CrossValidationSSL {RSSL} | R Documentation |
Cross-validation in semi-supervised setting
Description
Cross-validation for semi-supervised learning, in which the dataset is split in three parts: labeled training object, unlabeled training object and validation objects. This can be used to evaluate different approaches to semi-supervised classification under the assumption the labels are missing at random. Different cross-validation schemes are implemented.
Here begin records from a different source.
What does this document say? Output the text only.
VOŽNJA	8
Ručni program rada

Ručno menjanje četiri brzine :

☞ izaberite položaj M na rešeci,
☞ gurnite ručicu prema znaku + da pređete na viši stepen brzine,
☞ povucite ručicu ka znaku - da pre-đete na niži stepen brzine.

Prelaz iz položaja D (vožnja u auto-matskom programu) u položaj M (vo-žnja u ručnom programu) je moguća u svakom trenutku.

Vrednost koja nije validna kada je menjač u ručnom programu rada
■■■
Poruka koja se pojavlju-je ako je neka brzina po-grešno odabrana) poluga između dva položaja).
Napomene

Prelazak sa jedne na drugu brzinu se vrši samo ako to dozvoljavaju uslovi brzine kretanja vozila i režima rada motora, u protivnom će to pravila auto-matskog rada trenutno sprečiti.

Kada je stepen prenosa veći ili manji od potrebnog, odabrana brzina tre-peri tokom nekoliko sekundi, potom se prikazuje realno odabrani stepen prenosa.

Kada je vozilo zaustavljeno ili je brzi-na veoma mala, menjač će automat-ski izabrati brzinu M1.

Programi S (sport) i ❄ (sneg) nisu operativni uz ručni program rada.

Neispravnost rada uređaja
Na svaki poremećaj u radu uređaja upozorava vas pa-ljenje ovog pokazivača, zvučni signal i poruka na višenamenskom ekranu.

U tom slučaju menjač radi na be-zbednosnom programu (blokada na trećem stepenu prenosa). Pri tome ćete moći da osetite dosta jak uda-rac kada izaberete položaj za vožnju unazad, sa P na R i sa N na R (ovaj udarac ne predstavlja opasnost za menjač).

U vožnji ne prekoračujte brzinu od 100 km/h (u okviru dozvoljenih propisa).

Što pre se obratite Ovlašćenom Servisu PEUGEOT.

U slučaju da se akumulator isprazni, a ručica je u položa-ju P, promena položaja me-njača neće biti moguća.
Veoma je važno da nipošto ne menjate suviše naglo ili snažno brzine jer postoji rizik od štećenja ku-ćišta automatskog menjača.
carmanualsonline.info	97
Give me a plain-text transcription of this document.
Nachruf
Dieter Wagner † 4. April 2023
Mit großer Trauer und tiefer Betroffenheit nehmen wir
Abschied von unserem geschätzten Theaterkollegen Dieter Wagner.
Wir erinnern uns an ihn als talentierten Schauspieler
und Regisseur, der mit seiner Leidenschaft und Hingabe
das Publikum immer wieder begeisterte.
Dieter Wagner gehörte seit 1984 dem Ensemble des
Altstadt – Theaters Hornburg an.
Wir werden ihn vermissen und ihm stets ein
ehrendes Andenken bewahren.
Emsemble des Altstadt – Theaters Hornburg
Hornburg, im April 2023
See below for details.
Usage
CrossValidationSSL(X, y, ...)
## S3 method for class 'list'
CrossValidationSSL(X, y, ..., verbose = FALSE, mc.cores = 1)
## S3 method for class 'matrix'
CrossValidationSSL(X, y, classifiers, measures = list(Error
= measure_error), k = 10, repeats = 1, verbose = FALSE,
leaveout = "test", n_labeled = 10, prop_unlabeled = 0.5, time = TRUE,
pre_scale = FALSE, pre_pca = FALSE, n_min = 1, low_level_cores = 1,
...)
Arguments
X |
design matrix of the labeled objects |
y |
vector with labels |
... |
arguments passed to underlying functions |
verbose |
logical; Controls the verbosity of the output |
mc.cores |
integer; Number of cores to be used |
classifiers |
list; Classifiers to crossvalidate |
measures |
named list of functions giving the measures to be used |
k |
integer; Number of folds in the cross-validation |
repeats |
integer; Number of repeated assignments to folds |
leaveout |
either "labeled" or "test", see details |
n_labeled |
Number of labeled examples, used in both leaveout modes |
prop_unlabeled |
numeric; proportion of unlabeled objects |
time |
logical; Whether execution time should be saved. |
pre_scale |
logical; Whether the features should be scaled before the dataset is used |
pre_pca |
logical; Whether the features should be preprocessed using a PCA step |
n_min |
integer; Minimum number of labeled objects per class |
low_level_cores |
integer; Number of cores to use compute repeats of the learning curve |
Details
The input to this function can be either: a dataset in the form of a feature matrix and factor containing the labels, a dataset in the form of a formula and data.frame or a named list of these two options.
There are two main modes in which the cross-validation can be carried out, controlled by the leaveout
parameter.
When leaveout is "labeled", the folds are formed by non-overlapping labeled training sets of a user specified size.
Each of these folds is used as a labeled set, while the rest of the objects are split into the an unlabeled and the test set, controlled by prop_unlabeled
parameter. Note that objects can be used multiple times for testing, when training on a different fold, while other objects may never used for testing.
The "test" option of leaveout
, on the other hand, uses the folds as the test sets. This means every object will be used as a test object exactly once. The remaining objects in each training iteration are split randomly into a labeled and an unlabeled part, where the number of the labeled objects is controlled by the user through the n_labeled parameter.
Examples
X <- model.matrix(Species~.-1,data=iris)
y <- iris$Species
classifiers <- list("LS"=function(X,y,X_u,y_u) {
LeastSquaresClassifier(X,y,lambda=0)},
"EM"=function(X,y,X_u,y_u) {
SelfLearning(X,y,X_u,
method=LeastSquaresClassifier)}
)
measures <- list("Accuracy" = measure_accuracy,
"Loss" = measure_losstest,
"Loss labeled" = measure_losslab,
"Loss Lab+Unlab" = measure_losstrain
)
# Cross-validation making sure test folds are non-overlapping
cvresults1 <- CrossValidationSSL(X,y,
classifiers=classifiers,
measures=measures,
leaveout="test", k=10,
repeats = 2,n_labeled = 10)
print(cvresults1)
plot(cvresults1)
# Cross-validation making sure labeled sets are non-overlapping
cvresults2 <- CrossValidationSSL(X,y,
classifiers=classifiers,
measures=measures,
leaveout="labeled", k=10,
repeats = 2,n_labeled = 10,
prop_unlabeled=0.5)
print(cvresults2)
plot(cvresults2)